I entered my room and closed the door. I sat on the dresser stool. I felt strange and hollow, unable to cry, unable to feel anything but an empty, extinguished place in the pit of my stomach. The knock at my door moments later was light, and thinking it was Handful, I gathered the last crumbs of my energy and called out, "...I have no need of you." Mother entered, swaying with her weight. "I took no joy in seeing your hopes quashed," she said. "Your father and brothers were cruel, but I believe their mockery was in equal proportion to their astonishment. A lawyer, Sarah? The idea is so outlandish I feel I have failed you bitterly." She placed her palm on the side of her belly and closed her eyes as if warding off the thrust of an elbow or foot. The gentleness in her voice, her very presence in my room revealed how distressed she was for me, and yet she seemed to suggest their unkindness was justified. "Your father believes you are an anomalous girl with your craving for books and your aspirations, but he's wrong." I looked at her with surprise. The hauteur had left her. There was a lament in her I'd never seen before. "Every girl comes into the world with varying degrees of ambition," she said, "even if it's only the hope of not belonging body and soul to her husband. I was a girl once, believe it or not." She seemed a stranger, a woman without all the wounds and armature the years bring, but then she went on, and it was Mother again. ‘The truth,' she said, "is that every girl must have ambition knocked out of her for her own good. You are unusual only in your determination to fight what is inevitable. You resisted and so it came to this, to being broken like a horse." She bent and put her arms around me. "Sarah, darling, you've fought harder than I imagined, but you must give yourself over to your duty and your fate and make whatever happiness you can."

Oprah's note:
This passage where Sarah realizes she's never going to be permitted to become a lawyer was striking on many levels. Her mother delivers harsh words gently. It was striking to me how quickly we've forgotten how far we've come as women. Even white women were slaves, they just didn't know it. Women had no rights. You couldn't own property. You were dependent on your father or on your husband for everything. There were so many things you couldn't be—in essence, you were a slave. A slave to society.

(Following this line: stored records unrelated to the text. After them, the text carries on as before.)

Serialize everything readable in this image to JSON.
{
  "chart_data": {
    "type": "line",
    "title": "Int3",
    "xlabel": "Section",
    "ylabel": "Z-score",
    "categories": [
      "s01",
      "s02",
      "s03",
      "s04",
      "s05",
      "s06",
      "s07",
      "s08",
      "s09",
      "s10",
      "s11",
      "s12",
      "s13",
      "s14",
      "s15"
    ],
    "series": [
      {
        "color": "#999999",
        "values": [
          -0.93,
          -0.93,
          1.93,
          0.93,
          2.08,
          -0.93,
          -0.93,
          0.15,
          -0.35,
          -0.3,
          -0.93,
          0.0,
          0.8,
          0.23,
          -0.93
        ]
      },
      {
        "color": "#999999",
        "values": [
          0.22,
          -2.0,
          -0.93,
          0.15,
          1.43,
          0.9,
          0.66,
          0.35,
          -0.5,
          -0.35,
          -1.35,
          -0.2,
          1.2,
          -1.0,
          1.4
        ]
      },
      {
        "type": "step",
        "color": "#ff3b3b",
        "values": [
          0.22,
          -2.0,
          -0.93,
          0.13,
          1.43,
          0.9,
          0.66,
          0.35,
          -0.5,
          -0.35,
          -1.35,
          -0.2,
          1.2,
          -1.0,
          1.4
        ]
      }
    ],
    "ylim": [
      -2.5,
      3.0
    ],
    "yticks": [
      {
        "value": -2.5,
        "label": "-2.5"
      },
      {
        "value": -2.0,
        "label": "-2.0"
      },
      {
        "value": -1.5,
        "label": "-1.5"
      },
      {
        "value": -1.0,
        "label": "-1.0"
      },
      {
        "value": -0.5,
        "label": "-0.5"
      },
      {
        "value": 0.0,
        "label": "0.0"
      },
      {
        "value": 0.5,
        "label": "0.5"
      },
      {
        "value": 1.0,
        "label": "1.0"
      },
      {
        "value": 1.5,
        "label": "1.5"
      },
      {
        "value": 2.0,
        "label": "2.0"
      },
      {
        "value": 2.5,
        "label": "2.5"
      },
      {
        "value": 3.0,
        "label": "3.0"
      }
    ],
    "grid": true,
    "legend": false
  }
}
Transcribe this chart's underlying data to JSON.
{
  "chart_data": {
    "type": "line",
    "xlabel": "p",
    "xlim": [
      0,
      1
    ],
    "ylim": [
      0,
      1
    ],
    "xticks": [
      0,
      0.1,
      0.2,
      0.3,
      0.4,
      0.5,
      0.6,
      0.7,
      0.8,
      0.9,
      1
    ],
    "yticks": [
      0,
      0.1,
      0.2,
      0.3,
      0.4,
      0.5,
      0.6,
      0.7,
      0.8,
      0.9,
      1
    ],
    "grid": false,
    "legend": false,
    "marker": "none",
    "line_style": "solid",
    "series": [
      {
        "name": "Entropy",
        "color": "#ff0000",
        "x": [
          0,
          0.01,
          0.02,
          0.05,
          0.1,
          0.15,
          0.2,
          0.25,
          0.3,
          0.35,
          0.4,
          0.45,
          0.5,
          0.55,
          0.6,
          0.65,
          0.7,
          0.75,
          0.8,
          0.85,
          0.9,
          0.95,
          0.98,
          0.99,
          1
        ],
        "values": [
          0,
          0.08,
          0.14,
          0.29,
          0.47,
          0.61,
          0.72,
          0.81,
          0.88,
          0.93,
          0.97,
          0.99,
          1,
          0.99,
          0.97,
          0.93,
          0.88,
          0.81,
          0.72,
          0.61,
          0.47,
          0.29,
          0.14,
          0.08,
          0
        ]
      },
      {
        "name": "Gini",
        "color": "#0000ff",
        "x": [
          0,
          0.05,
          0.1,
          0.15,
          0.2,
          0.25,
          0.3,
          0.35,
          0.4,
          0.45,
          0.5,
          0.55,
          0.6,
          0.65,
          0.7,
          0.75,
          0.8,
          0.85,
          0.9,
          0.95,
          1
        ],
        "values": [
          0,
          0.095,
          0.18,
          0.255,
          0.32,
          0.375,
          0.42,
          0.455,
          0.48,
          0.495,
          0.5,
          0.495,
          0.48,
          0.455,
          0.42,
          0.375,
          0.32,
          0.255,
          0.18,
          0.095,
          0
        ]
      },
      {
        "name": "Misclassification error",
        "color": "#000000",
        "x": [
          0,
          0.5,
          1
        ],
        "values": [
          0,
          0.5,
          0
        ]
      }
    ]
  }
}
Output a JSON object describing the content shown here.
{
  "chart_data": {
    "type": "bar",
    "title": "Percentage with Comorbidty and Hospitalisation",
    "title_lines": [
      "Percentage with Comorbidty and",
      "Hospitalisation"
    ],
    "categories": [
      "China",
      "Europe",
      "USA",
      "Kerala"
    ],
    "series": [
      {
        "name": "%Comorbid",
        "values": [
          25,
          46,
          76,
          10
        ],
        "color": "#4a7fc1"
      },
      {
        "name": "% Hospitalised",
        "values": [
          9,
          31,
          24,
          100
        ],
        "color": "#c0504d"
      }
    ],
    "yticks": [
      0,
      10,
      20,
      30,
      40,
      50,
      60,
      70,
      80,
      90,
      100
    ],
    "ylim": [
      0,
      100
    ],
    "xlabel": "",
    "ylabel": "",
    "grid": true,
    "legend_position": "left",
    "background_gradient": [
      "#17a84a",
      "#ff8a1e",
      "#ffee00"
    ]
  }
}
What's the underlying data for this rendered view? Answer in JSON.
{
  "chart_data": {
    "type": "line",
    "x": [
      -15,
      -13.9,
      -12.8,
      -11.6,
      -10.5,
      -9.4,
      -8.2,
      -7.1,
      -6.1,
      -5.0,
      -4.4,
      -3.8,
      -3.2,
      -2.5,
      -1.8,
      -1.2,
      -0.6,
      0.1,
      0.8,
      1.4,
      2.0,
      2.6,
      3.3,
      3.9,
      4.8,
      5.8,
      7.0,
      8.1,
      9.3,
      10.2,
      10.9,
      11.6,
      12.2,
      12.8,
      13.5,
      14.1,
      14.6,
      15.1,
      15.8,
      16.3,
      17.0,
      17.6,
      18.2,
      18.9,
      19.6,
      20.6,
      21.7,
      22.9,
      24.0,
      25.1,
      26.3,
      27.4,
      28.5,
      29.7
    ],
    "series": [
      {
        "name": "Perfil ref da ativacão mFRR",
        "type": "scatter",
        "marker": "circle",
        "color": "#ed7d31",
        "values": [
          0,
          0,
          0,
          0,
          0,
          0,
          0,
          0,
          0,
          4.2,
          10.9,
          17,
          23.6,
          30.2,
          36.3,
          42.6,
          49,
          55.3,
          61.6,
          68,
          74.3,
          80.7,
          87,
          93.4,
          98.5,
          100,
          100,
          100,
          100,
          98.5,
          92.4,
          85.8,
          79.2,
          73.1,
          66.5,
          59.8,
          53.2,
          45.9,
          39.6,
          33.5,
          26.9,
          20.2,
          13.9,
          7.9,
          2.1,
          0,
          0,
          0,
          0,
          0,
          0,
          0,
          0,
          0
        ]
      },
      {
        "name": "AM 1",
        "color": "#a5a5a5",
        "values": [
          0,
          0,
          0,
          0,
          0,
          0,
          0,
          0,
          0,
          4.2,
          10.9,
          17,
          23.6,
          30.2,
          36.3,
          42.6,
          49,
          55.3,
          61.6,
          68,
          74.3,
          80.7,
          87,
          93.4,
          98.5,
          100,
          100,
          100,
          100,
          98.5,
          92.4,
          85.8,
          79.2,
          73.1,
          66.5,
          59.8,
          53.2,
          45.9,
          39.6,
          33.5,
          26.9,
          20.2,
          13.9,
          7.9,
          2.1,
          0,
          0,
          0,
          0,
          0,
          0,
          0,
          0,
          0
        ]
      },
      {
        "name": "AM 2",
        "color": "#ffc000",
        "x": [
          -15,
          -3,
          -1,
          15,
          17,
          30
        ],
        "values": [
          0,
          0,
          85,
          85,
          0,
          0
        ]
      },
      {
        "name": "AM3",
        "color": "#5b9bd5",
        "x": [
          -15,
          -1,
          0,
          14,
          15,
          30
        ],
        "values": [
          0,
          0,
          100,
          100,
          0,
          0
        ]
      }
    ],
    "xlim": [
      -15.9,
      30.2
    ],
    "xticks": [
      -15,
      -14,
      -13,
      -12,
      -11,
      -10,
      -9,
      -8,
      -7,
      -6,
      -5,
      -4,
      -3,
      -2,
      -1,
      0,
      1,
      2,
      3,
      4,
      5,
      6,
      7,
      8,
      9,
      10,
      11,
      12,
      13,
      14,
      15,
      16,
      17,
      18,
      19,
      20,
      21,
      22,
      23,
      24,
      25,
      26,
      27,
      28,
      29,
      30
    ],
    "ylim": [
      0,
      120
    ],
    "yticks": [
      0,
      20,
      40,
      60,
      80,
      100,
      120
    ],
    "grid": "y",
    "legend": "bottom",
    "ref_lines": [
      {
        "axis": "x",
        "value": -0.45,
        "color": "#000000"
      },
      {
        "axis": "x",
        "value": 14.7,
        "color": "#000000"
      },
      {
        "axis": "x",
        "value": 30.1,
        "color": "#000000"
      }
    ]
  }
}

Since that day a year past, I'd got myself a friend in Miss Sarah and found out how to read and write, but it'd been a heartless road like mauma said, and I didn't know what would come of us. We might stay here the rest of our lives with the sky slammed shut, but Mauma had found the part of herself that refused to bow and scrape, and once you find that, you got trouble breathing on your neck.

Oprah's note:
I love this—we as readers get to witness the seeds of rebellion growing inside Hetty. This passage reminded me of Victor Frankel's A Man's Search For Meaning—it means your life has meaning.

Part Two

February 1811-December 1812

I'd entered society two years ago, at sixteen, thrust into the lavish round of balls, teas, musical salons, horseraces, and picnics, which, according to Mother, meant the dazzling doors of Charleston had flung open and female life could begin in earnest. In other words, I could take up the business of procuring a husband. How highborn and moneyed this husband turned out to be would depend entirely on the allure of my face, the delicacy of my physique, the skill of my seamstress, and the charisma of my tête-à-tête. Notwithstanding my seamstress, I arrived at the glittery entrance like a lamb to slaughter.

Oprah's note:
I love the parallel narrative being built here, of slave life versus southern belle society.

My aspiration to become a jurist had been laid to rest in the Graveyard of Failed Hopes, an all-female establishment.

Oprah's note:
That is perfectly put. Again, this is a reminder that not that long ago, women couldn't aspire to most of the things they do today. They were slaves to their family's expectations, to society's rules.